Schneehase~雪うさぎ 身代わり王子にご用心番外編



あまりに能天気で底抜けに明るく、粗忽なほどさばさばして性別を感じさせないさっぱりした女性。それが雪菜の印象だったのに、憂いすら感じさせる横顔に、どうしてか鼓動が速くなっていく。


何故か落ち着かない気分を鎮めつつ、私は暴れる心臓を押さえながら考察する。


(何なのだ、この動悸は? それから……顔が熱を持ったように火照るのは、何の症状だろうか?)


わずかだが肌がうっすらと汗ばんでいる。呼吸は……通常よりやや速い。脈拍数も2割ほど増している。熱はなさそうだが、逆上せたような火照りは不可解だ。


(今の時期に屋外という環境を考えると……導き出される可能性のうちのひとつは)


「熱中症だ」

「は?」


雪菜がこちらへ向く気配がしたが、私は構わずに立ち上がるとスタスタと木陰へ向かった。そして、飲み物を手にしたままハンカチを敷いてそこへ腰を下ろす。

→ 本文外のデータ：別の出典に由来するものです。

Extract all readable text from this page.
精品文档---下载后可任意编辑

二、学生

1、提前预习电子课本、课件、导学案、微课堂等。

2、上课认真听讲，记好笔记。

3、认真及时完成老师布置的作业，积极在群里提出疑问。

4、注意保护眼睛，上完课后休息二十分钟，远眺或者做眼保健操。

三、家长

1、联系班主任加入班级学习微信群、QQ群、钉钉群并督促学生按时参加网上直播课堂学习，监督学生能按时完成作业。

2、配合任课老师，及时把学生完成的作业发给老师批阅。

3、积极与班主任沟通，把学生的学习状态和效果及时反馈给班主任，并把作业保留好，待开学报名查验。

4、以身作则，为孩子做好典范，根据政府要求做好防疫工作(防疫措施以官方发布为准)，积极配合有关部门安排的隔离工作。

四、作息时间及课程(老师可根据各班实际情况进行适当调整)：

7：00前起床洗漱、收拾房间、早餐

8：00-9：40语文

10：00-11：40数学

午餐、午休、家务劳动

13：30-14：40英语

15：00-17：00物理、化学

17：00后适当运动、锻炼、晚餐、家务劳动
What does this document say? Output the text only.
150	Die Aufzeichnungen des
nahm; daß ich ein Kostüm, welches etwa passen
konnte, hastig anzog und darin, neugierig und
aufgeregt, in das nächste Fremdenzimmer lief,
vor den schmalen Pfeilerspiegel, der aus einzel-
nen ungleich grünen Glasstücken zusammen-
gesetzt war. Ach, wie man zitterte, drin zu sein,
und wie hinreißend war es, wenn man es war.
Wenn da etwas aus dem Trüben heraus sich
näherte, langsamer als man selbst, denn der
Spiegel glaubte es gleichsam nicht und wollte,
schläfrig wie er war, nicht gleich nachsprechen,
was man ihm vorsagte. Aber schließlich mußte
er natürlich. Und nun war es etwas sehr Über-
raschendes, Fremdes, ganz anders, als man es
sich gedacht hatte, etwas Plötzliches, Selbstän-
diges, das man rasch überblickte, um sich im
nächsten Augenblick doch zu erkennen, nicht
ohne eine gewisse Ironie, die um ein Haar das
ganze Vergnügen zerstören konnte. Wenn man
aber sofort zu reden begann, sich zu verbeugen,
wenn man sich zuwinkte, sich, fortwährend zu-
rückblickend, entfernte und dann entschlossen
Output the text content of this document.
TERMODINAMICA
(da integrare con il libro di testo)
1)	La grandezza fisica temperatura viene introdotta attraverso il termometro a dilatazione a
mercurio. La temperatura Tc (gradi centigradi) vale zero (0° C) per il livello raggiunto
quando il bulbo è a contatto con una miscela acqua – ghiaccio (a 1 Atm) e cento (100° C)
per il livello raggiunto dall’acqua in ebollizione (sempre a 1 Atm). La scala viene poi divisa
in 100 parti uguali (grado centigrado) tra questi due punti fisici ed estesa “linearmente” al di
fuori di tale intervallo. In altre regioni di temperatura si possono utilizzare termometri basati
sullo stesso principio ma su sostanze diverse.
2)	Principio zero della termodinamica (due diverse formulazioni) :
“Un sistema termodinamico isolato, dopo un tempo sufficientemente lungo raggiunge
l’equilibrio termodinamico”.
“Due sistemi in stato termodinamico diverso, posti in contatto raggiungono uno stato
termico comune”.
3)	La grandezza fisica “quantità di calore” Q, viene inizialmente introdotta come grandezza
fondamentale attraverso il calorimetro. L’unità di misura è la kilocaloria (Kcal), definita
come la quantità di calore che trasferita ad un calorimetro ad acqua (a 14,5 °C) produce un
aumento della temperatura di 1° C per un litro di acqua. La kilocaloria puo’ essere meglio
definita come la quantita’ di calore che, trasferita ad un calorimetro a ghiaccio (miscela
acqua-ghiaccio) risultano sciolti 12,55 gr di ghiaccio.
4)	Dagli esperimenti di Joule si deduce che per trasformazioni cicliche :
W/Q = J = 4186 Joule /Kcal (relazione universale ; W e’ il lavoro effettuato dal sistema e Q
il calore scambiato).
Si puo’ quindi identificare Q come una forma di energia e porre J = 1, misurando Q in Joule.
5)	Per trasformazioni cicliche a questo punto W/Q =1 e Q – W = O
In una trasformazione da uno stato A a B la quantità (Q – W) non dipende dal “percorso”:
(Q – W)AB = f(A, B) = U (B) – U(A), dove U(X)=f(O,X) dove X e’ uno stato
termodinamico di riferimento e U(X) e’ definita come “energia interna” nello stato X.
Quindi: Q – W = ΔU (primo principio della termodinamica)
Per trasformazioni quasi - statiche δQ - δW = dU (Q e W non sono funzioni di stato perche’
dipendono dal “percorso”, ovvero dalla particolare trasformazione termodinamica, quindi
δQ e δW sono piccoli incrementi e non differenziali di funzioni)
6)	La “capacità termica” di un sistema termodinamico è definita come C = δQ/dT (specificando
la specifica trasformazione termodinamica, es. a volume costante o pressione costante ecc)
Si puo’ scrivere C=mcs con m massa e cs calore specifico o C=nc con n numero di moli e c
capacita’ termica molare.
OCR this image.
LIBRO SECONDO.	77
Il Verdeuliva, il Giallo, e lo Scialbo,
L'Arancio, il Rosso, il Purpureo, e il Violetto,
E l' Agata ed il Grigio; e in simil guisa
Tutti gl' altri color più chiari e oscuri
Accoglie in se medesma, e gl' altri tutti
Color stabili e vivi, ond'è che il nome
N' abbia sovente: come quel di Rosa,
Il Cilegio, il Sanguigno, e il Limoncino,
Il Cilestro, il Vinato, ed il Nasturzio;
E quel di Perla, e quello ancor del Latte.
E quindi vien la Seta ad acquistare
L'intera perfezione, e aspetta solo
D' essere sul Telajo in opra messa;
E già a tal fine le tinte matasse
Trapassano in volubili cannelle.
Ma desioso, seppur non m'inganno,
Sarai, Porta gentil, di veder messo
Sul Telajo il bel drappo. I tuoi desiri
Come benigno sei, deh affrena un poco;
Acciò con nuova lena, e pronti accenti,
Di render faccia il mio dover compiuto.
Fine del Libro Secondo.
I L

離れてしばらく経てば症状は和らぎ、だいぶん落ち着いた。やはり環境が原因だったかと納得したのだが、何故だか雪菜は怒鳴り付けて隣へ新聞紙を敷き直した。

「出し抜けになんだよ! こんないい場所独り占めしようってズルは無しだ」


ぽすん、と雪菜が腰を下ろした瞬間――ふわりと薫ったのは、ベリー系の甘い匂い。


なぜかどくんと心臓が力強く脈打って、全身に衝動が駆けめぐる。何とかそれを抑え込むのに、理性を総動員せねばならなかった。